Partitions is therefore all about hurt, about the sense of historical loss. The writer clearly takes the vivisection of India in the 1940s as a point of reference to explain all the other partitions that have occurred throughout the long stretches of history. It follows then that the narrative is an allegory that seeks to explain the human condition through zeroing in on human folly. The American Barbara Tuchman, who once expounded on the march of folly from Troy to Vietnam in a work that remains seminal, would have recoiled from Kamleshwar's even more raw observation of life and its mutilation at the hands of history. But life, with a capital L, is again what the Adeeb -- judge, scholar, lover, thinker and one of us -- makes it out to be. You could be forgiven for thinking the adeeb, or call him the voice of human conscience, approaches the issues from the Olympian heights of boredom. He really does not; he merely looks down with disdain at the way men of power have carried themselves through the centuries. There is a certain magical quality that Kamleshwar brings into the work, through letting the adeeb connect with the past, the purpose being to explain the present, or whatever soiled parts are brought under microscopic study.
And thus the flesh and bones of the thousands upon thousands of dead rise from their graves or emerge from their funeral pyres to complain of the ignominies they were put to in the times they walked the earth. That thin, fearsome thread of ancient religious strife -- one did not call it communalism then -- runs through the tales. Do invasions by foreigners always lead to a battering of the soul? Babar, otherwise known as the founder of the Mughal empire, is not quite aware of why he must be summoned before the adeeb to answer to charges of modern-day religious fratricide. He only conquered India when there was no kingdom left for him, in Ferghana or elsewhere, to preside over. The dynasty he gave birth to never developed roots in the subcontinent and yet left its indelible impressions on the Indian psyche. That is what enraged ardent indigenous Indians like Sivaji, whose goal in life was to harass the puritan Aurangzeb to the end of the latter's days. Could that have been the earliest stage in the Pakistanisation of life in India?
Such questions are left hanging heavily in the air, though a reasonably good degree of misery comes in remembering the perfidy the poet Iqbal may have committed when he raised his voice in support of a homeland for India's Muslims. Was he not the man who sang Sare jahan se accha yeh Hindustan hamara et cetera, et cetera? He most certainly was, but then, that is what history is all about. It changes men in as much as it transforms or mutilates history. The Portuguese and the Dutch and the French all move at brisk pace through this allegorical narrative of history; and then they are overshadowed by the shrewdest of these foreigners, the English. The landscape of history takes on strange new shapes and hues, with newer sets of foreigners barging in to push earlier ones to the fringes.

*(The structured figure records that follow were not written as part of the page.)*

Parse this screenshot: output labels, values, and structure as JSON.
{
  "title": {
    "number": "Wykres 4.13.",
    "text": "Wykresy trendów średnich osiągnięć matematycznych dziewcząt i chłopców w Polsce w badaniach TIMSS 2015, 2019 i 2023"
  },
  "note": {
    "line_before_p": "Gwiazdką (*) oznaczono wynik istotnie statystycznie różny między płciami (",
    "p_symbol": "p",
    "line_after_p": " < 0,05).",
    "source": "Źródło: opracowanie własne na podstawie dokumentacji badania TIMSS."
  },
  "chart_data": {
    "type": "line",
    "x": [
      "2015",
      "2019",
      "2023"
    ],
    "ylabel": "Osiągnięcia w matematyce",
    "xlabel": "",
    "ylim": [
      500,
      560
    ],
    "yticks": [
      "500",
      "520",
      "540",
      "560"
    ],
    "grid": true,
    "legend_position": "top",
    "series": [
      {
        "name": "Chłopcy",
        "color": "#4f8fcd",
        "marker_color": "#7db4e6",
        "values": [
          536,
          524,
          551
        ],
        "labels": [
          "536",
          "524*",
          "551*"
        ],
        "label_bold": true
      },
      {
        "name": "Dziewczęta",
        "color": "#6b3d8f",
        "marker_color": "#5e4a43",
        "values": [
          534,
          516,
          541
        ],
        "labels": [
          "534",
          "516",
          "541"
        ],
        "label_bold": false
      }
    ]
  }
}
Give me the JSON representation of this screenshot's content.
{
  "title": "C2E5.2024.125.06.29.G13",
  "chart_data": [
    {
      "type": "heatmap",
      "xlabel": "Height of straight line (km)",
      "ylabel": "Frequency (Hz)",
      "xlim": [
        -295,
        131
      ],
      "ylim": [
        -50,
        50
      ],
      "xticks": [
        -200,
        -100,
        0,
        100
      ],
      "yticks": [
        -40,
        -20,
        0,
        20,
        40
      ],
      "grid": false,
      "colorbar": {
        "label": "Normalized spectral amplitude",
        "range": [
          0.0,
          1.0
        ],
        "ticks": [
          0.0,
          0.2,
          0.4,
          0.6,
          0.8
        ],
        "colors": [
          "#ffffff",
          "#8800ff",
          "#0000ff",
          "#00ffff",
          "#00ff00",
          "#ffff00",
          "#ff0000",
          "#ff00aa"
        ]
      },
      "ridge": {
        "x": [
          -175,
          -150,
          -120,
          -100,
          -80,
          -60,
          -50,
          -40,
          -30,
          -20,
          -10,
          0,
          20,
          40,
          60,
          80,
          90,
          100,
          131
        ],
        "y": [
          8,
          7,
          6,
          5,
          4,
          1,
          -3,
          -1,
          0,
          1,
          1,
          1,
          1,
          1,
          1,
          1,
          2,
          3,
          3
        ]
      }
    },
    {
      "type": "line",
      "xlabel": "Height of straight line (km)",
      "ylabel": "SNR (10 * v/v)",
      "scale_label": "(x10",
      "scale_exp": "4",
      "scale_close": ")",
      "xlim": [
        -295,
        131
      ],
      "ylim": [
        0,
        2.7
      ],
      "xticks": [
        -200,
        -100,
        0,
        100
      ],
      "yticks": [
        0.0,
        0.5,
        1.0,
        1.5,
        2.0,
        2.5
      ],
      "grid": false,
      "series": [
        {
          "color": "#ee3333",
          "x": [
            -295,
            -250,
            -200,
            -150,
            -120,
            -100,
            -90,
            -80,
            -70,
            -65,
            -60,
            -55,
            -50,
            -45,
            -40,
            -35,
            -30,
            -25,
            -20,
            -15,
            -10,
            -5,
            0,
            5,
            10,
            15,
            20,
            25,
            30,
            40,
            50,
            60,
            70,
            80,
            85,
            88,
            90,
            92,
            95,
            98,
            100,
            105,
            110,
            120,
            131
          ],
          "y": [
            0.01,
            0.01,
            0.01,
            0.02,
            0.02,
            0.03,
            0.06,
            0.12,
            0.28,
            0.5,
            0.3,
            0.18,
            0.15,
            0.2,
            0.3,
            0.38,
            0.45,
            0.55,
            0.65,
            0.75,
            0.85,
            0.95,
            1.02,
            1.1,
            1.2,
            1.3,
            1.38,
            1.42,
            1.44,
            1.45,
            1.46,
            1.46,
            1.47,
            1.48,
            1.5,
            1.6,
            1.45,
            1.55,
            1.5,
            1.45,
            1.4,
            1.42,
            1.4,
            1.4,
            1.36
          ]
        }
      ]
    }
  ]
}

Do not forget, though, that in all this exposition of human psychology and nationalist-religious politics across time, there are the moments when love between man and woman, transcending the barriers put up by stubborn faith, sprouts in the unlikeliest of places. The Muslim Salma and the Hindu adeeb stroll along the beaches, bathe in lunar light and then give themselves over to raw, carnal passion. There could be a moral here, or a simple fact of sociological history: despite the broken fragments of history littering our world, it is the heart that continues beating through the sensuality of woman and the ardour of man.
Partitions is what you have known all along. It is a fragmentation of civilization, a severe wounding of it. On a certain plane, it elevates relationships. Watch, though, how Mahmood Ali the peon, conflict-free, links the disturbed ones through their upheavals. The allegory is all.